61 Pelaku Usaha di Karimunjawa Ikuti Pelatihan Hospitality, Cara Layani Wisatawan Jadi Sorotan

Pelatihan InJourney Hospitality House di Karimunjawa membekali 61 pelaku usaha dan penggiat pariwisata dengan keterampilan pelayanan, branding digital, hingga teknik menyambut wisatawan.

JEPARA, JURANEWS.ID – Sebanyak 61 pelaku usaha dan penggiat pariwisata di Karimunjawa, Kabupaten Jepara, mengikuti pelatihan InJourney Hospitality House (IHH) untuk meningkatkan kualitas pelayanan kepada wisatawan.

Kegiatan yang digelar PT Angkasa Pura Indonesia melalui Bandara Internasional Jenderal Ahmad Yani Semarang tersebut berlangsung selama tiga hari, 2-4 September 2026, di Aula Kecamatan Karimunjawa.

Peserta terdiri dari pelaku UKM, sektor transportasi, perhotelan, usaha kuliner hingga penggiat pariwisata.

General Manager Bandara Internasional Jenderal Ahmad Yani Semarang, Sulistyo Yulianto, mengatakan peserta mendapatkan berbagai materi terkait pengembangan pelayanan pariwisata.

Pada hari pertama, pelatihan difokuskan pada teori dan standar pelayanan pariwisata. Materinya mencakup kebijakan pengembangan pariwisata berkelanjutan di Karimunjawa, teknik guiding, hingga komunikasi efektif saat menghadapi wisatawan.

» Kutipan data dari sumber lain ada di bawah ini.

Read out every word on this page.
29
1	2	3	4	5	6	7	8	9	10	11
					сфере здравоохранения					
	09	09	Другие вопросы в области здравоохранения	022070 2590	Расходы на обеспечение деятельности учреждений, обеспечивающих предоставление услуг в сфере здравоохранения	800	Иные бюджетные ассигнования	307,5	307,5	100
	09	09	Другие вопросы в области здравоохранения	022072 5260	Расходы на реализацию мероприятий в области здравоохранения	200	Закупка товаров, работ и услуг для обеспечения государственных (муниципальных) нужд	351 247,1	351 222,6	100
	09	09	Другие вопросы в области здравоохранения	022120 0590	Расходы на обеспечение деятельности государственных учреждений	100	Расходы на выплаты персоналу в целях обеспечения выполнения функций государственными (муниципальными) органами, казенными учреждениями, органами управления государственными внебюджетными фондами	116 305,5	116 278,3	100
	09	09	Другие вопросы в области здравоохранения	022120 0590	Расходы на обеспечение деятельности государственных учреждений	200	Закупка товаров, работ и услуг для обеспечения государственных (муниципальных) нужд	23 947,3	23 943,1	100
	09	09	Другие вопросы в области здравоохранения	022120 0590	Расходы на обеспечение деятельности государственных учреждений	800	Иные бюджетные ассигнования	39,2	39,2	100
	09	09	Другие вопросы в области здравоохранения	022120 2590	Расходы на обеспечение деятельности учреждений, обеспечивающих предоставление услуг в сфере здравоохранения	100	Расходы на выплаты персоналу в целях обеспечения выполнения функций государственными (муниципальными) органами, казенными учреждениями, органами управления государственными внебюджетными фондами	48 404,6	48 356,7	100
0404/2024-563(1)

Memasuki hari kedua, peserta mendapat materi praktik lapangan. Salah satu fokusnya adalah memperkuat branding Karimunjawa melalui media sosial serta memanfaatkan fitur livestream untuk mempromosikan destinasi wisata.

Sementara pada hari ketiga, peserta mendapatkan materi mengenai teknik penyambutan tamu.

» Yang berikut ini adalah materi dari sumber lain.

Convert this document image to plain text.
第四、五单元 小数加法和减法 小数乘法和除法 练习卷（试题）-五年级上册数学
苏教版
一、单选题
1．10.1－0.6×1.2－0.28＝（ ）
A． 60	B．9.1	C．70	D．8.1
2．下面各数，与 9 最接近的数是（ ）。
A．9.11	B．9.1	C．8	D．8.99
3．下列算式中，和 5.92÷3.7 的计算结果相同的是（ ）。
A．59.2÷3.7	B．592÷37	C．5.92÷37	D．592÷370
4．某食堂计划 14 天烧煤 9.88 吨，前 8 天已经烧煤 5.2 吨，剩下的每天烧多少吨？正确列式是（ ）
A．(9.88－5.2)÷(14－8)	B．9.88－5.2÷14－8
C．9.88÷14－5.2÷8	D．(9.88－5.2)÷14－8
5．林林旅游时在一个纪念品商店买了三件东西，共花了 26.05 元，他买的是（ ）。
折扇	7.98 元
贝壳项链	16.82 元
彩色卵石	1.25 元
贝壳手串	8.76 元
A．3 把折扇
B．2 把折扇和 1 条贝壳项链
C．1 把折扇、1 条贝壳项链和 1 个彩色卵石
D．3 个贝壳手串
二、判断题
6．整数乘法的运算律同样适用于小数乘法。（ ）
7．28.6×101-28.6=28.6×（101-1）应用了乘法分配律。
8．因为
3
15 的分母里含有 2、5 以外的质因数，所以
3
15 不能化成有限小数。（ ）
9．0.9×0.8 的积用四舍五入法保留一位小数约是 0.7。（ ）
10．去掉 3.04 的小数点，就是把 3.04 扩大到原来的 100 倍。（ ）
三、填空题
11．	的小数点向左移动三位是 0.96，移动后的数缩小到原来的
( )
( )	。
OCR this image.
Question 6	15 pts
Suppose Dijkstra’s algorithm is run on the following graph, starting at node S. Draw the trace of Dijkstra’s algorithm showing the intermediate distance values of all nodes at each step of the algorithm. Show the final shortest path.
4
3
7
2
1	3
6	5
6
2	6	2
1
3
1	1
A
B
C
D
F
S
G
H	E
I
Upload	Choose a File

Rangkaian pelatihan kemudian ditutup dengan pembagian simbolis sertifikat oleh Regional CEO Kantor Regional IV PT Angkasa Pura Indonesia (Persero), Rahadian D. Yogisworo.

“Pengembangan destinasi wisata tidak terlepas dari kesiapan sumber daya manusia dan kualitas pelayanan yang diberikan kepada wisatawan,” ujar Sulistyo.

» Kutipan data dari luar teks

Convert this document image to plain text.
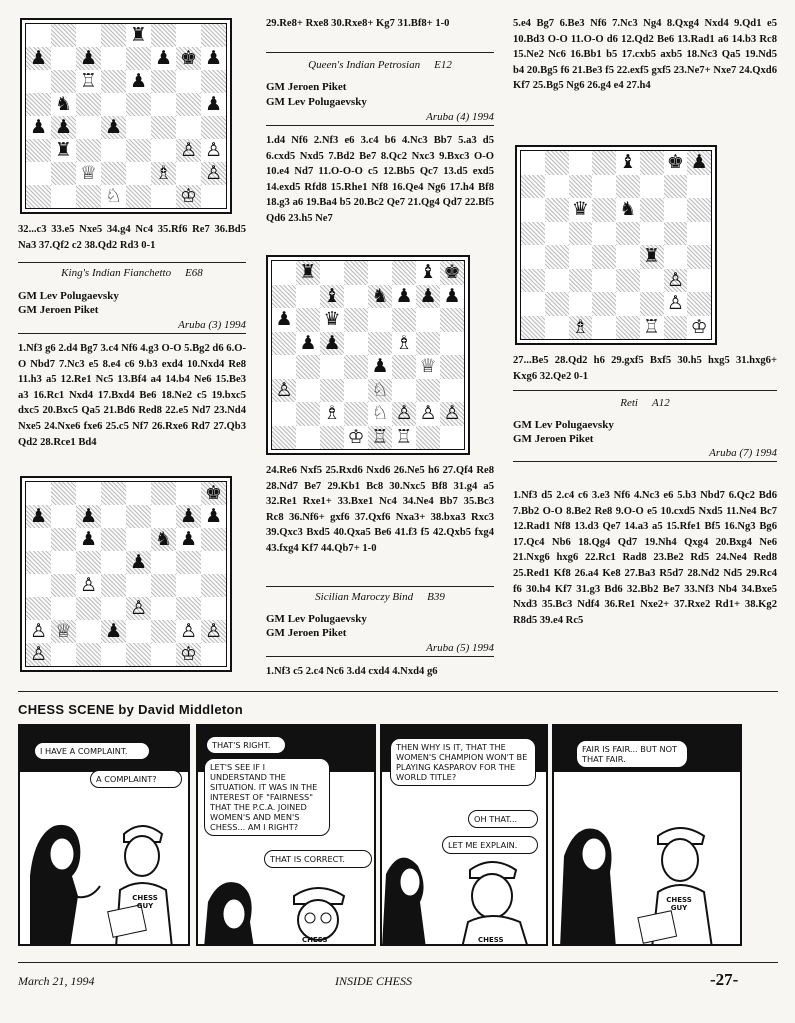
♜
♟ ♟	♟ ♚ ♟
♖ ♟
♞	♟
♟ ♟ ♟
♜	♙ ♙
♕	♗ ♙
♘	♔
32...c3 33.e5 Nxe5 34.g4 Nc4 35.Rf6 Re7 36.Bd5 Na3 37.Qf2 c2 38.Qd2 Rd3 0-1
King's Indian Fianchetto E68
GM Lev Polugaevsky
GM Jeroen Piket
Aruba (3) 1994
1.Nf3 g6 2.d4 Bg7 3.c4 Nf6 4.g3 O-O 5.Bg2 d6 6.O-O Nbd7 7.Nc3 e5 8.e4 c6 9.b3 exd4 10.Nxd4 Re8 11.h3 a5 12.Re1 Nc5 13.Bf4 a4 14.b4 Ne6 15.Be3 a3 16.Rc1 Nxd4 17.Bxd4 Be6 18.Ne2 c5 19.bxc5 dxc5 20.Bxc5 Qa5 21.Bd6 Red8 22.e5 Nd7 23.Nd4 Nxe5 24.Nxe6 fxe6 25.c5 Nf7 26.Rxe6 Rd7 27.Qb3 Qd2 28.Rce1 Bd4
♚
♟ ♟	♟ ♟
♟	♞ ♟
♟
♙
♙
♙ ♕ ♟	♙ ♙
♙	♔
29.Re8+ Rxe8 30.Rxe8+ Kg7 31.Bf8+ 1-0
Queen's Indian Petrosian E12
GM Jeroen Piket
GM Lev Polugaevsky
Aruba (4) 1994
1.d4 Nf6 2.Nf3 e6 3.c4 b6 4.Nc3 Bb7 5.a3 d5 6.cxd5 Nxd5 7.Bd2 Be7 8.Qc2 Nxc3 9.Bxc3 O-O 10.e4 Nd7 11.O-O-O c5 12.Bb5 Qc7 13.d5 exd5 14.exd5 Rfd8 15.Rhe1 Nf8 16.Qe4 Ng6 17.h4 Bf8 18.g3 a6 19.Ba4 b5 20.Bc2 Qe7 21.Qg4 Qd7 22.Bf5 Qd6 23.h5 Ne7
♜	♝ ♚
♝ ♞ ♟ ♟ ♟
♟ ♛
♟ ♟	♗
♟ ♕
♙	♘
♗ ♘ ♙ ♙ ♙
♔ ♖ ♖
24.Re6 Nxf5 25.Rxd6 Nxd6 26.Ne5 h6 27.Qf4 Re8 28.Nd7 Be7 29.Kb1 Bc8 30.Nxc5 Bf8 31.g4 a5 32.Re1 Rxe1+ 33.Bxe1 Nc4 34.Ne4 Bb7 35.Bc3 Rc8 36.Nf6+ gxf6 37.Qxf6 Nxa3+ 38.bxa3 Rxc3 39.Qxc3 Bxd5 40.Qxa5 Be6 41.f3 f5 42.Qxb5 fxg4 43.fxg4 Kf7 44.Qb7+ 1-0
Sicilian Maroczy Bind B39
GM Lev Polugaevsky
GM Jeroen Piket
Aruba (5) 1994
1.Nf3 c5 2.c4 Nc6 3.d4 cxd4 4.Nxd4 g6
5.e4 Bg7 6.Be3 Nf6 7.Nc3 Ng4 8.Qxg4 Nxd4 9.Qd1 e5 10.Bd3 O-O 11.O-O d6 12.Qd2 Be6 13.Rad1 a6 14.b3 Rc8 15.Ne2 Nc6 16.Bb1 b5 17.cxb5 axb5 18.Nc3 Qa5 19.Nd5 b4 20.Bg5 f6 21.Be3 f5 22.exf5 gxf5 23.Ne7+ Nxe7 24.Qxd6 Kf7 25.Bg5 Ng6 26.g4 e4 27.h4
♝ ♚ ♟
♛ ♞
♜
♙
♙
♗	♖ ♔
27...Be5 28.Qd2 h6 29.gxf5 Bxf5 30.h5 hxg5 31.hxg6+ Kxg6 32.Qe2 0-1
Reti A12
GM Lev Polugaevsky
GM Jeroen Piket
Aruba (7) 1994
1.Nf3 d5 2.c4 c6 3.e3 Nf6 4.Nc3 e6 5.b3 Nbd7 6.Qc2 Bd6 7.Bb2 O-O 8.Be2 Re8 9.O-O e5 10.cxd5 Nxd5 11.Ne4 Bc7 12.Rad1 Nf8 13.d3 Qe7 14.a3 a5 15.Rfe1 Bf5 16.Ng3 Bg6 17.Qc4 Nb6 18.Qg4 Qd7 19.Nh4 Qxg4 20.Bxg4 Ne6 21.Nxg6 hxg6 22.Rc1 Rad8 23.Be2 Rd5 24.Ne4 Red8 25.Red1 Kf8 26.a4 Ke8 27.Ba3 R5d7 28.Nd2 Nd5 29.Rc4 f6 30.h4 Kf7 31.g3 Bd6 32.Bb2 Be7 33.Nf3 Nb4 34.Bxe5 Nxd3 35.Bc3 Ndf4 36.Re1 Nxe2+ 37.Rxe2 Rd1+ 38.Kg2 R8d5 39.e4 Rc5
CHESS SCENE by David Middleton
I HAVE A COMPLAINT.
A COMPLAINT?
CHESS GUY
THAT'S RIGHT.
LET'S SEE IF I UNDERSTAND THE SITUATION. IT WAS IN THE INTEREST OF "FAIRNESS" THAT THE P.C.A. JOINED WOMEN'S AND MEN'S CHESS... AM I RIGHT?
THAT IS CORRECT.
CHESS
THEN WHY IS IT, THAT THE WOMEN'S CHAMPION WON'T BE PLAYING KASPAROV FOR THE WORLD TITLE?
OH THAT...
LET ME EXPLAIN.
CHESS
FAIR IS FAIR... BUT NOT THAT FAIR.
CHESS GUY
March 21, 1994	INSIDE CHESS	-27-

Dorong SDM Pariwisata Karimunjawa

Sulistyo mengatakan program IHH menjadi salah satu upaya Angkasa Pura Indonesia untuk ikut meningkatkan kapasitas masyarakat dan pelaku usaha pariwisata di Karimunjawa.

Menurutnya, hospitality bukan hanya berkaitan dengan cara menyambut wisatawan, tetapi juga bagaimana memberikan pelayanan yang baik, menciptakan pengalaman positif, serta menjaga keberlanjutan destinasi.

“Melalui InJourney Hospitality House, kami ingin turut mengambil peran dalam meningkatkan kapasitas masyarakat dan pelaku usaha pariwisata di Karimunjawa,” katanya.

Ia menambahkan, kualitas sumber daya manusia menjadi salah satu faktor penting dalam meningkatkan daya saing destinasi wisata.

Program IHH juga diarahkan untuk memperkuat keterhubungan antara sektor transportasi udara dengan destinasi wisata di Jawa Tengah.

Bandara Internasional Jenderal Ahmad Yani Semarang memiliki posisi strategis sebagai salah satu pintu gerbang Jawa Tengah dan mendukung konektivitas wisatawan menuju berbagai destinasi unggulan, termasuk Karimunjawa.

Melalui kolaborasi dengan pemerintah daerah, komunitas, serta pelaku usaha lokal, program tersebut diharapkan memberikan manfaat lebih luas bagi masyarakat.

Selain meningkatkan kualitas pelayanan, program ini diharapkan ikut memperkuat daya saing Karimunjawa sebagai salah satu destinasi wisata unggulan di Jawa Tengah.